Students voice hesitancy, optimism with shift to mask-optional policy

By Daniel Okren, Staff Writer

Pitt’s relaxed mask rules went into effect Monday, after the University’s Healthcare Advisory Group announced the changes last week. The current COVID-19 rules now state that “all community members are welcome to wear face coverings based on their own comfort levels and needs.”

Anvay Raje, a sophomore neuroscience major, said he was not sure how to feel about the change and will make his choice on whether to unmask after gauging how things progress on campus.

“I feel like it’s going to be a transition,” Raje said. “I think it’ll depend on what people around me are doing.”

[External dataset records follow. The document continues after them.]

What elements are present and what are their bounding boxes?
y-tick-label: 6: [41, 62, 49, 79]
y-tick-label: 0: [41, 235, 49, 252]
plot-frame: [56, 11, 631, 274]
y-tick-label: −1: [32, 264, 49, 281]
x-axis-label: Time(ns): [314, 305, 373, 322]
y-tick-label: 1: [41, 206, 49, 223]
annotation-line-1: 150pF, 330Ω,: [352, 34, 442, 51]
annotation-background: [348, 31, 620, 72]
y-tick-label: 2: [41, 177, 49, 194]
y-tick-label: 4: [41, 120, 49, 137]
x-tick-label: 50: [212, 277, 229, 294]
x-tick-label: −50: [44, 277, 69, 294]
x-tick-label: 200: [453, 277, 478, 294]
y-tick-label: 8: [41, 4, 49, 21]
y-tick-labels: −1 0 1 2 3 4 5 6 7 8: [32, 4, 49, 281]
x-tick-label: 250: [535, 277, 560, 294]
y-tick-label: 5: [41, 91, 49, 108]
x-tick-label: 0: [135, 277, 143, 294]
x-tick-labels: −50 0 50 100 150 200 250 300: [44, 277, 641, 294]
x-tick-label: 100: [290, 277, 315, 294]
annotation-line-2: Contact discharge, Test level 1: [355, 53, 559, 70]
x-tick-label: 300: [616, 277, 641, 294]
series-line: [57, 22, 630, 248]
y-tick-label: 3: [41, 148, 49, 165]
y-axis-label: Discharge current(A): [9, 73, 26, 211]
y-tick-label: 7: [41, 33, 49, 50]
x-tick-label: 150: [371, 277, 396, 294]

The University said in its announcement that the policy shift came after the Centers for Disease Control and Prevention designated the communities Pitt occupies to be low to medium risk for COVID-19. Pitt will continue other virus mitigation efforts, including providing N95 masks at building entrances, weekly COVID-19 testing for unvaccinated individuals and building access restrictions. University shuttles and buses, and labs where PPE are required, will continue to require masks.

Students showed cautious optimism about the ability to unmask after years of dealing with pandemic restrictions. Anthony Zygmunt, a sophomore microbiology major, said while he was excited for the change, he was still wary of the larger implications of the new policy.

“As much as I appreciate the freedom, I don’t know how I feel about it entirely,” Zygmunt said. “I trust public health officials, but the CDC has been prone to making things that might not have been great decisions for the sake of keeping the economy going.”

Chancellor Patrick Gallagher said at last week’s Senate Council meeting that the decision to shift to optional masking was a “step in moving forward for the University and community.”

In its update last Thursday, the University’s COVID-19 Medical Response Office said the Pittsburgh campus had a seven-day averages of 3.3 positive student tests and 1.3 positive faculty and staff tests per day. The office has said that more than 90% of students, faculty and staff across all campuses are vaccinated with many having additionally received a booster dose.

Julieta Zabala, a sophomore nursing major, said knowing she and her peers are vaccinated makes her feel better about the masking change.

“I’m pretty comfortable with it, especially since the vaccine rates are high,” Zabala said.

With the unvaccinated and immunocompromised at higher risk for contracting COVID-19, the University released a message last week encouraging professors to be mindful of all students and “recognize and manage both the impacts on, and reactions of, our students and colleagues to the new posture.”

Zygmunt said some of his professors and classmates encouraged community members to remain masked in light of those who are at a higher risk of infection.

“Professors and a lot of people in classes are asking that people wear masks still because they have immunocompromised friends or relatives,” Zygmunt said.

Gaurav Badham, a sophomore neuroscience and anthropology major, is not optimistic that the change is going to proceed without consequence.

“Honestly, I feel like it’s going to backfire pretty quickly,” Badham said. “Everybody gets comfortable and then something happens and there’s a new spike in cases and then we go backwards.”

Despite this, Badham said he believes it is better that the University is doing what it can to move “forward.”

“I think it’s better because we’re still trending forward even though we fall back. It’s not as bad as it was with the initial lockdown,” Badham said “I’m more comfortable with it now than I was before.

While some rules are changing, others remain the same. Pitt still recommends that any individuals who exhibit COVID-19 symptoms get tested, regardless of vaccination status or known exposure.

“I’m staying home if I have any symptoms,” Zabala said. “I trust people around me to do the same.”

Zabala said while she is comfortable in the more open areas on campus, she does not think she is ready to attend classes without a mask.

“In places where people are spread out I feel comfortable because I’m vaccinated,” Zabala said. “I personally will probably be using it in classrooms where we’re a little more crowded.”

Casey Mulcahy, a sophomore nursing student, shares in the apprehension to unmask in crowded classrooms. Mulcahy said she would continue to wear a mask when students are “shoulder to shoulder.”

Mulcahy said she is using this week as a bellwether for how she is going to operate going forward.

“This will be like a trial week. If COVID cases go up a lot after this week then I’ll probably go back to masking indoors,” Mulcahy said. “But I’m pretty comfortable right now.”

Despite unknowns, Zabala said she believes that it is important that the University is following the CDC guidance in their efforts to get the campus community back to some semblance of normalcy.

“I think it’s important that we’re following the CDC guidelines,” Zabala said. “Eventually we’re going to have to move on.”